Ogni nuova società in fase di costituzione deve valutare attentamente le norme, gli aspetti tributari ma soprattutto quelli legali.

 

Ogni nuova società necessita di un supporto legale già a partire dalla fase di costituzione.

L’ordinamento giuridico  italiano prevede due tipologie societarie, ovvero le società di persone e  le società di capitali.

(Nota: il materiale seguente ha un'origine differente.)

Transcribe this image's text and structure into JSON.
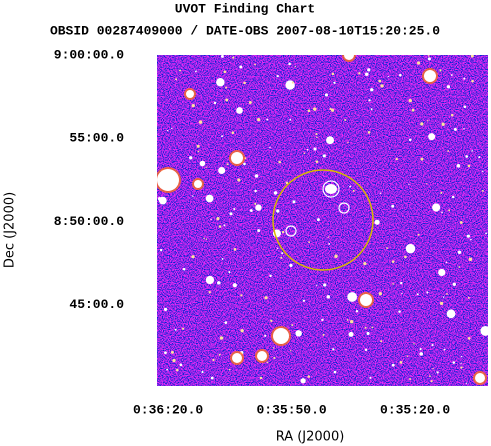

Se nella prima l’elemento prevalente è l’aspetto contrattuale, e le qualità dei singoli soci hanno più peso rispetto ai beni societari, nelle società di capitali ad avere la massima rilevanza è l’aspetto organizzativo, ma per entrambe devono essere ben chiari gli aspetti legali, da considerarsi attentamente già in fase di costituzione, come ci spiega il team dello studio legale internazionale DWF.

 

Scegliere la forma giuridica più adeguata

Chi decide di aprire un’azienda deve considerare prima di tutto quale forma giuridica si adatta meglio all’attività prevalente.

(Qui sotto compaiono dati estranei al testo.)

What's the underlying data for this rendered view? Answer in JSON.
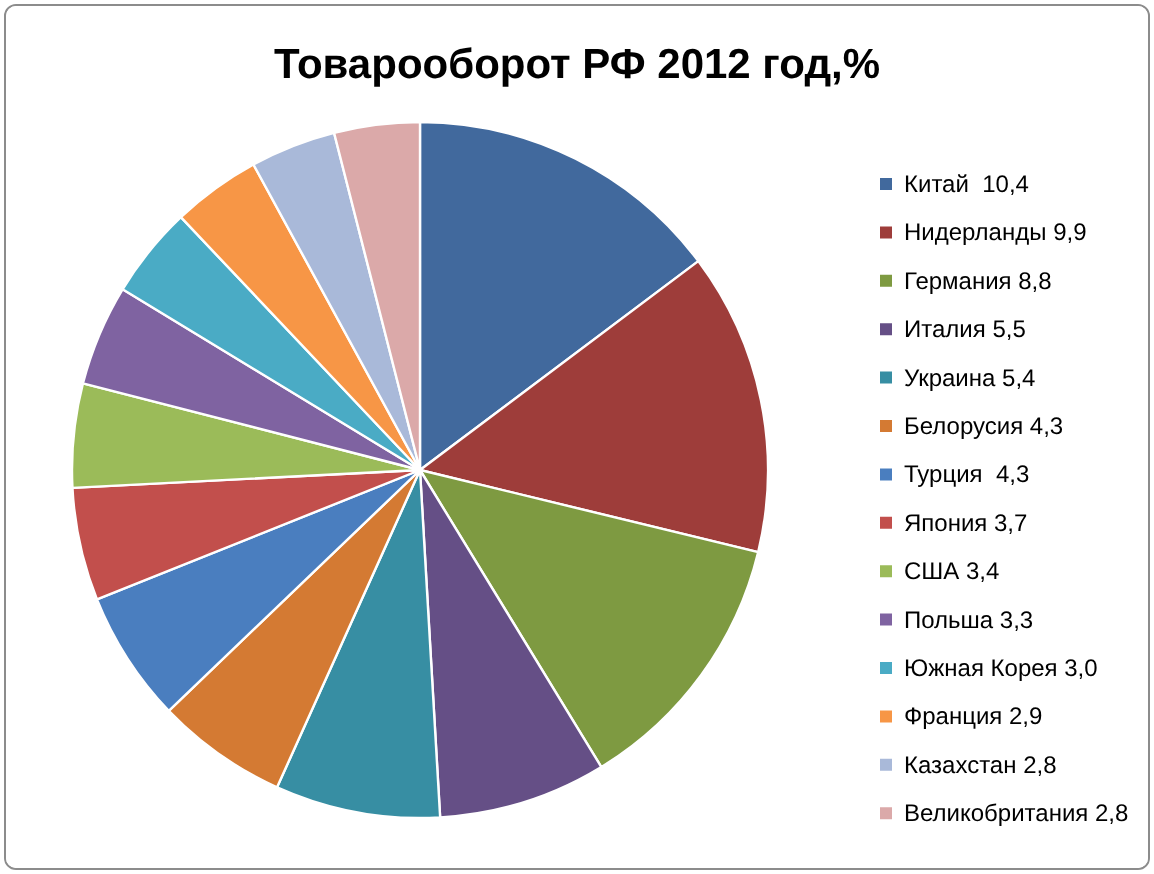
{
  "chart_data": {
    "type": "pie",
    "title": "Товарооборот РФ 2012 год,%",
    "categories": [
      "Китай  10,4",
      "Нидерланды 9,9",
      "Германия 8,8",
      "Италия 5,5",
      "Украина 5,4",
      "Белорусия 4,3",
      "Турция  4,3",
      "Япония 3,7",
      "США 3,4",
      "Польша 3,3",
      "Южная Корея 3,0",
      "Франция 2,9",
      "Казахстан 2,8",
      "Великобритания 2,8"
    ],
    "values": [
      10.4,
      9.9,
      8.8,
      5.5,
      5.4,
      4.3,
      4.3,
      3.7,
      3.4,
      3.3,
      3.0,
      2.9,
      2.8,
      2.8
    ],
    "colors": [
      "#41699d",
      "#9e3d3a",
      "#7e9a41",
      "#654f86",
      "#378ea3",
      "#d47a33",
      "#4a7ebf",
      "#c24f4c",
      "#9bbb59",
      "#7f63a1",
      "#4aabc5",
      "#f79646",
      "#a9b9d9",
      "#dba9a9"
    ],
    "legend": "right"
  }
}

Si ipotizza quindi la scelta di un’impresa individuale se l’intento è quello di gestire autonomamente la società, senza fruire della presenza di soci.

Se sono presenti più soci è invece necessario considerare altre forme giuridiche e quindi società a responsabilità limitata, società a responsabilità limitata semplificata ed altro ancora.

Le realtà imprenditoriali che contano sulla presenza di più soci devono garantirsi una formula giuridica tale da poter ripartire la responsabilità, soprattutto nel caso di citazione in giudizio dell’impresa.

 

Nome e accordo operativo

Anche la scelta del nome della società deve essere fatta con attenzione, considerando che non esistano altre imprese con la stessa dicitura per evitare diatribe e violazione del copyright.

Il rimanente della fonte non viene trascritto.